04:32We've still got our own world.
04:32We're still trade.
04:33But actually, the imbalances have to change.
04:35And I've been a great critic of Trump.
04:37But actually, in some of these areas, he's not wrong.
04:40The problem that he hasn't worked out is,
04:41tariff charges one way will come back and hit you the other way.
04:45But he hasn't had that week yet.
04:46We are days away from the latest Trump deadline, 1st of August.
04:51He says there's no extension after this.
04:53What is the mood on the markets with business, with investors at the moment?
04:57What they'll think is, the fact he says it's two weeks,
05:00a bit like stopping a war with 24 hours.

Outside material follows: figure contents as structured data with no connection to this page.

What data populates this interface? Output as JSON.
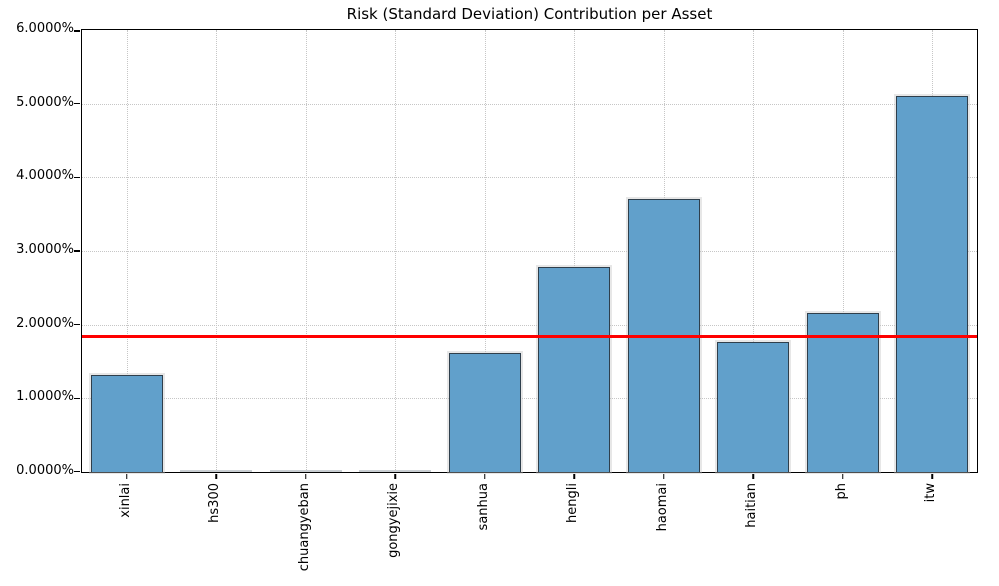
{
  "chart_data": {
    "type": "bar",
    "title": "Risk (Standard Deviation) Contribution per Asset",
    "categories": [
      "xinlai",
      "hs300",
      "chuangyeban",
      "gongyejixie",
      "sanhua",
      "hengli",
      "haomai",
      "haitian",
      "ph",
      "itw"
    ],
    "values": [
      1.32,
      0.0,
      0.0,
      0.0,
      1.61,
      2.78,
      3.7,
      1.76,
      2.16,
      5.1
    ],
    "unit": "%",
    "xlabel": "",
    "ylabel": "",
    "ylim": [
      0,
      6
    ],
    "ytick_step": 1,
    "ytick_labels": [
      "0.0000%",
      "1.0000%",
      "2.0000%",
      "3.0000%",
      "4.0000%",
      "5.0000%",
      "6.0000%"
    ],
    "grid": "dotted",
    "legend": "none",
    "bar_color": "#61a0cb",
    "bar_edge_color": "#2f3f4c",
    "reference_line": {
      "value": 1.846,
      "color": "#ff0000",
      "meaning": "average contribution"
    }
  }
}
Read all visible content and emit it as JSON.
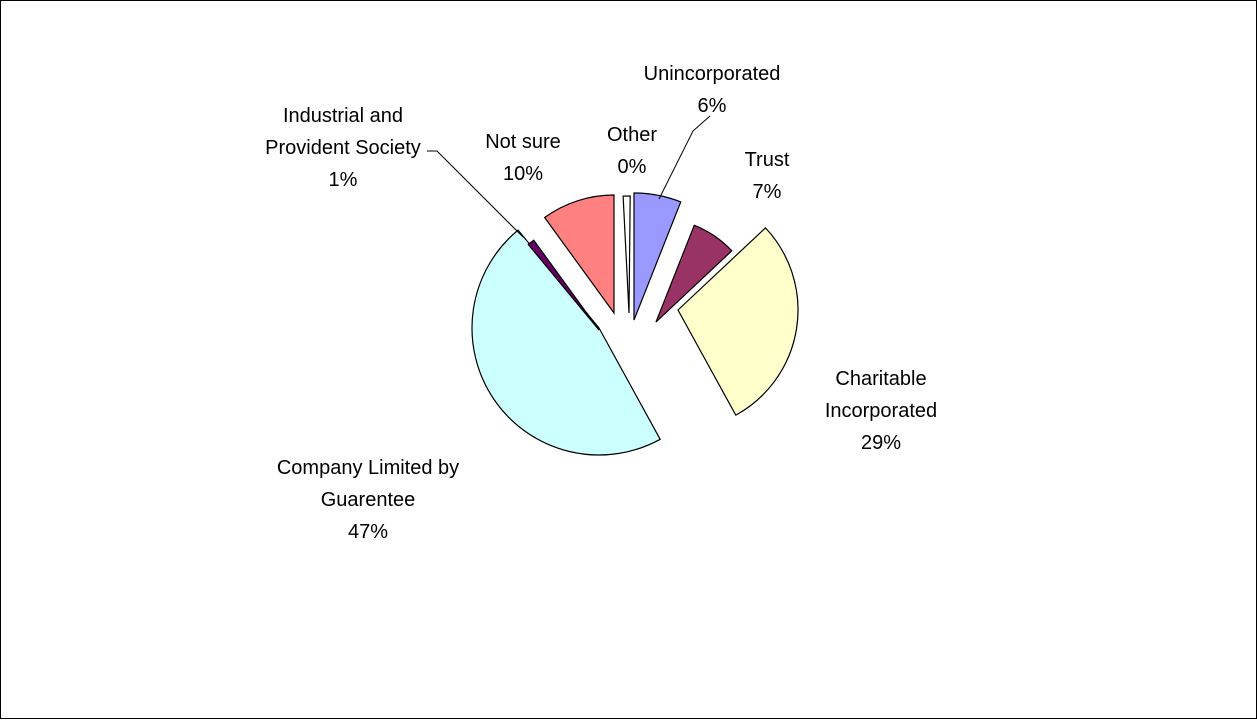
{
  "chart_data": {
    "type": "pie",
    "exploded": true,
    "slices": [
      {
        "label_lines": [
          "Unincorporated"
        ],
        "pct_label": "6%",
        "value": 6,
        "color": "#9999FF"
      },
      {
        "label_lines": [
          "Trust"
        ],
        "pct_label": "7%",
        "value": 7,
        "color": "#993366"
      },
      {
        "label_lines": [
          "Charitable",
          "Incorporated"
        ],
        "pct_label": "29%",
        "value": 29,
        "color": "#FFFFCC"
      },
      {
        "label_lines": [
          "Company Limited by",
          "Guarentee"
        ],
        "pct_label": "47%",
        "value": 47,
        "color": "#CCFFFF"
      },
      {
        "label_lines": [
          "Industrial and",
          "Provident Society"
        ],
        "pct_label": "1%",
        "value": 1,
        "color": "#660066"
      },
      {
        "label_lines": [
          "Not sure"
        ],
        "pct_label": "10%",
        "value": 10,
        "color": "#FF8080"
      },
      {
        "label_lines": [
          "Other"
        ],
        "pct_label": "0%",
        "value": 0,
        "color": "#FFFFFF"
      }
    ]
  }
}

05:02These dates are fairly fungible.
05:05And so basically what the markets have actually quite liked
05:07is whatever they think of the individual concern,
05:10he's actually been making the economy much more dynamic.
05:13And what he's done is actually broken some of the complacency,
05:16which we've had since, well, frankly, the end of the Second World War,
05:19to actually have, not to say a new order,
05:21but a new dynamic to actually say that actually how you grow businesses internationally
05:25should not be the same as before,
05:27and America is not going to be supporting you,
05:29particularly Europe and other areas.
05:31But, you know, remember, we're in a low, slower world of growth.
05:35Remember, the one thing we should hang on to,
05:36which is actually vital for both China and America,
05:39is they need each other.
05:40They're in a symbiotic relationship with each other.
05:42Who's the largest trading partner for China?
05:45America.
05:46Who's the largest owner of American debt most of the time?
05:48It's China.
05:49So they may mold each other, but they need each other,
05:52and they'll do a deal.
05:54Yeah, it was interesting what Scott Besson has just been saying,
05:56that they're in a good place, the two countries,
05:58so we await further developments.
06:00Thank you so much for your time.
06:01Justin Urquhart-Stewart, business investor and commentator.